È difficile ricostruire qui una trama di relazioni complesse come è stata quella dell’arte italiana della fine degli anni ’50 e del superamento dell’Informale. È vero che Fontana ha rappresentato un punto di non ritorno ma, nel caso di Bonalumi, forse stranamente, ma i depositi di magliette sopra la tela prima e le estroflessioni poi non possono essere pensate senza Alberto Burri e i suoi “Gobbi” della fine degli anni ’40 e degli inizi degli anni ’50.

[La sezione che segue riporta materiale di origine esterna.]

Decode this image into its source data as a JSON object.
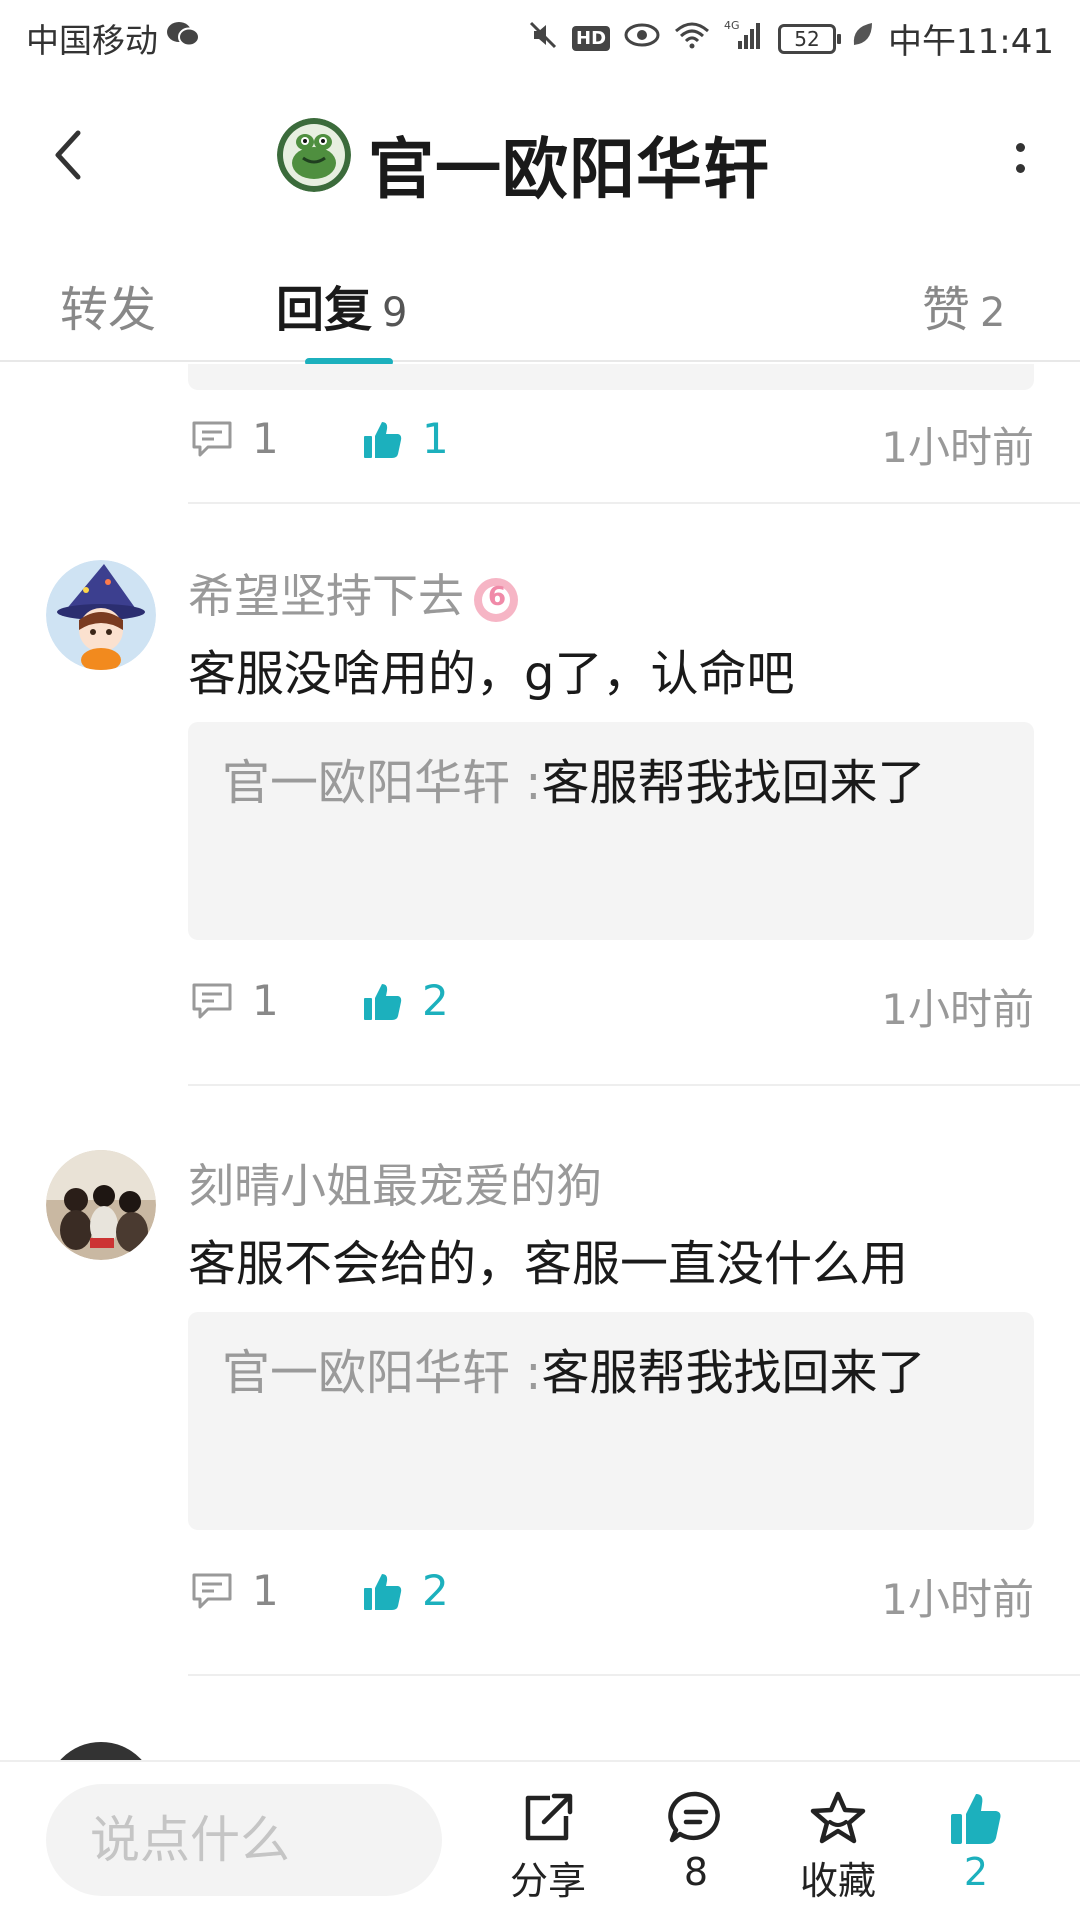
{
  "status_bar": {
    "carrier": "中国移动",
    "network": "4G",
    "hd": "HD",
    "battery": "52",
    "time": "中午11:41"
  },
  "header": {
    "title": "官一欧阳华轩"
  },
  "tabs": [
    {
      "label": "转发",
      "count": ""
    },
    {
      "label": "回复",
      "count": "9"
    },
    {
      "label": "赞",
      "count": "2"
    }
  ],
  "top_actions": {
    "reply_count": "1",
    "like_count": "1",
    "time": "1小时前"
  },
  "comments": [
    {
      "name": "希望坚持下去",
      "text": "客服没啥用的，g了，认命吧",
      "quote_author": "官一欧阳华轩 :",
      "quote_text": "客服帮我找回来了",
      "reply_count": "1",
      "like_count": "2",
      "time": "1小时前"
    },
    {
      "name": "刻晴小姐最宠爱的狗",
      "text": "客服不会给的，客服一直没什么用",
      "quote_author": "官一欧阳华轩 :",
      "quote_text": "客服帮我找回来了",
      "reply_count": "1",
      "like_count": "2",
      "time": "1小时前"
    }
  ],
  "bottom_bar": {
    "input_placeholder": "说点什么",
    "share_label": "分享",
    "comment_count": "8",
    "favorite_label": "收藏",
    "like_count": "2"
  },
  "colors": {
    "accent": "#1cb0bd",
    "quote_bg": "#f4f4f4",
    "muted_text": "#999999"
  }
}
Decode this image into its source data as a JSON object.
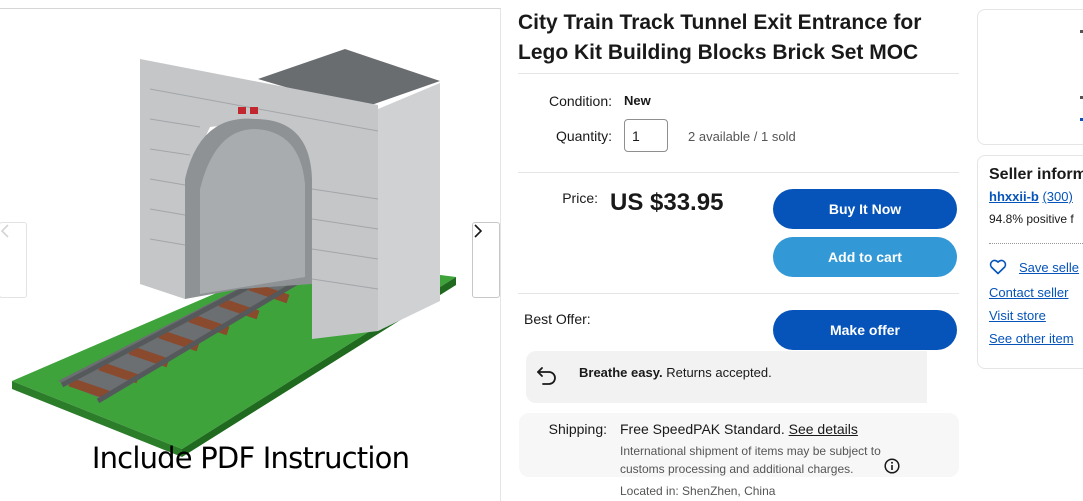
{
  "product": {
    "title": "City Train Track Tunnel Exit Entrance for Lego Kit Building Blocks Brick Set MOC",
    "image_caption": "Include PDF Instruction"
  },
  "condition": {
    "label": "Condition:",
    "value": "New"
  },
  "quantity": {
    "label": "Quantity:",
    "value": "1",
    "availability": "2 available / 1 sold"
  },
  "price": {
    "label": "Price:",
    "value": "US $33.95"
  },
  "buttons": {
    "buy_now": "Buy It Now",
    "add_to_cart": "Add to cart",
    "make_offer": "Make offer"
  },
  "best_offer": {
    "label": "Best Offer:"
  },
  "returns": {
    "bold": "Breathe easy.",
    "text": "Returns accepted."
  },
  "shipping": {
    "label": "Shipping:",
    "method": "Free SpeedPAK Standard.",
    "details_link": "See details",
    "note_line1": "International shipment of items may be subject to",
    "note_line2": "customs processing and additional charges.",
    "location": "Located in: ShenZhen, China"
  },
  "seller": {
    "heading": "Seller inform",
    "name": "hhxxii-b",
    "feedback": "(300)",
    "positive": "94.8% positive f",
    "save": "Save selle",
    "contact": "Contact seller",
    "store": "Visit store",
    "other": "See other item"
  },
  "colors": {
    "primary_blue": "#0654ba",
    "light_blue": "#3398d6",
    "link_blue": "#0654ba"
  },
  "icons": [
    "chevron-left-icon",
    "chevron-right-icon",
    "return-arrow-icon",
    "info-icon",
    "heart-icon"
  ]
}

La retrospettiva nasce grazie alla collaborazione dell’Archivio Bonalumi di Milano, della Fondazione Giorgio Cini di Venezia e ai prestiti dell’Archivio Storico del Teatro dell’Opera di Roma e della Fondazione Egri per la Danza di Torino. Ma è anche parallela a The paradox of proximity, la mostra comparativa tra il maestro delle estroflessioni ed il coreano Lee Seung Jio nella sede di Londra.
Grazie sempre alla Galleria Mazzoleni abbiamo potuto aprire, lo scorso ottobre, nella sua sede di Londra un ulteriore omaggio a Bonalumi. In rapporto alla differenza spaziale tra le due sedi della galleria, a Londra abbiamo pensato ad una mostra più intima e raccolta. Una sorta di dialogo mai realmente esistito con uno dei padri dell’astrattismo sud coreano come Lee Seung Jio. D’altra parte, nonostante le differenze culturali e geopolitiche dei rispettivi contesti sociali, tra i due artisti è possibile percepire delle forti affinità metodologiche e formali, ma anche una serie di analogie in rapporto al contesto storico del dopoguerra in cui si trovano ad operare. Nonostante l’approccio di Lee Seung Jio è di natura illusionistico-visiva, mentre quello di Bonalumi è tattico e sensuale, sono molte le aspirazioni comuni e le premesse che i due grandi innovatori condividono. In questo caso per completare il dittico ci siamo avvalsi della collaborazione con la prestigiosa Kukje Gallery di Seoul.
Eventuali progetti futuri sugli anni ’70?
Ne posso solo anticipare uno. Una grande retrospettiva su Nanni Balestrini presso il CIMA di New York.